(Delivered in Parliament on 8 May 2019)
如何定义信息真假、公共利益 ?– 法案给了每位部长绝大的诠释空间。
Some say: Why worry？ This is simply the government carrying out its work. If the people are not happy, they can change the government at the next elections. What’s more, the minister is a dependable public servant, even if the text of the bill grants him great powers, he in fact will not abuse them.
This is a big topic, which I touch on briefly here.
I believe that the success of a political system in delivering results for its people, whether in the West or the East, depends to a large extent on the effective checks on the exercise of power. These checks take many forms: democratic elections are one; so is the rule of law, also the moral and ethical codes that guide and constrain the behaviour of government officials and the people; the public disclosure of information, including online information; the freedom of speech, including online speech, etc. They are all mechanisms that provide checks on the exercise of power. They are not mutually exclusive. The more of them we can integrate and accommodate, the better.
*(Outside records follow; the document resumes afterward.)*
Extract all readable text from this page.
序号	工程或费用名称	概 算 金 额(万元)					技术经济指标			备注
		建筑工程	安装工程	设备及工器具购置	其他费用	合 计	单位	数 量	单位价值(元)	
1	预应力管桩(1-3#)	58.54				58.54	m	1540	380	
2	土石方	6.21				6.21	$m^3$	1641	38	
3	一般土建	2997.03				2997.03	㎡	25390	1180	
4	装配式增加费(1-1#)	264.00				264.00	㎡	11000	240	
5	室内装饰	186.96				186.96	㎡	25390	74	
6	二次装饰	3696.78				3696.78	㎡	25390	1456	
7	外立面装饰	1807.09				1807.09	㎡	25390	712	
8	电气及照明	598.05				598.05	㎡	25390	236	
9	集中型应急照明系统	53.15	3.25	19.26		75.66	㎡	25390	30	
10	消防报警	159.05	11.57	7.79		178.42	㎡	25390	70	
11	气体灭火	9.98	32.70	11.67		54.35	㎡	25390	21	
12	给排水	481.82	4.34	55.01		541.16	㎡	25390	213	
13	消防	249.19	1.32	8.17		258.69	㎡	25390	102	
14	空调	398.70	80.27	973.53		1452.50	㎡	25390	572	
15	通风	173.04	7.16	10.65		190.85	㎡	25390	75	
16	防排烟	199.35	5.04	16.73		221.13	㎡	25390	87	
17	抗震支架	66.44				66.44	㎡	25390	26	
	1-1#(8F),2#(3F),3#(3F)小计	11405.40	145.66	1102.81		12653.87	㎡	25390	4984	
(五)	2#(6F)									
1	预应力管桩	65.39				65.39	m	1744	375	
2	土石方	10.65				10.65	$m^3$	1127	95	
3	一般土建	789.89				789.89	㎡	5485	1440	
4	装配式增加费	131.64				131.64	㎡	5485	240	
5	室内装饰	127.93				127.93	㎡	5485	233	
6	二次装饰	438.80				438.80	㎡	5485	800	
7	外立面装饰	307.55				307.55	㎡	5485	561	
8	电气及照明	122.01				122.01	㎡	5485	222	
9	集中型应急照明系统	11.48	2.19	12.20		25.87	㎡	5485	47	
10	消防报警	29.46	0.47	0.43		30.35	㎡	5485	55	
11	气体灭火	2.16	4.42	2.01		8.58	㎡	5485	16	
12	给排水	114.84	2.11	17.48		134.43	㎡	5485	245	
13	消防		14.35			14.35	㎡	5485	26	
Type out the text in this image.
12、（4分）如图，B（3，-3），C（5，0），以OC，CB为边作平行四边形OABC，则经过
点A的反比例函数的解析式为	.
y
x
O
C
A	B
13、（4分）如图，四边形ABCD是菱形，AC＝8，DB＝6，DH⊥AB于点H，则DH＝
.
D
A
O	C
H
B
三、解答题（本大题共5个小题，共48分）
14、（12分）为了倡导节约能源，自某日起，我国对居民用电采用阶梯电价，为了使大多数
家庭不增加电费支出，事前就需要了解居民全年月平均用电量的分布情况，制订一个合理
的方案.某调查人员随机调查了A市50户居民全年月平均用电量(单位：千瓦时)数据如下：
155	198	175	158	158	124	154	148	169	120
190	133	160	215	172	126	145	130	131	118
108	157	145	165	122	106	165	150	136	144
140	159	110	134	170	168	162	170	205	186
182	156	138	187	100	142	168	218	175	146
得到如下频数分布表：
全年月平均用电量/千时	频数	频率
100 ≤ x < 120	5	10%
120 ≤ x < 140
This is a worthy challenge for us.
Let’s talk about the checks on power provided by laws. The Rule of Law has had great success in the West historically. To promote the rule of law in opposition to the rule of man is also a growing aspiration in the East, making the Rule of Law increasingly a universal human value. But the rule of law is not achieved merely by a high volume of legislation. The existence of a large number of laws does not in itself effectively constrain the exercise of power. If the laws we make grant the minister great powers, to be used at his discretion, if we do not clearly calibrate in the text of a law its constraints on power, then we will not be able to say that we have successfully met our challenge: that we successfully married the rule of law with our hopes for a rule of virtue.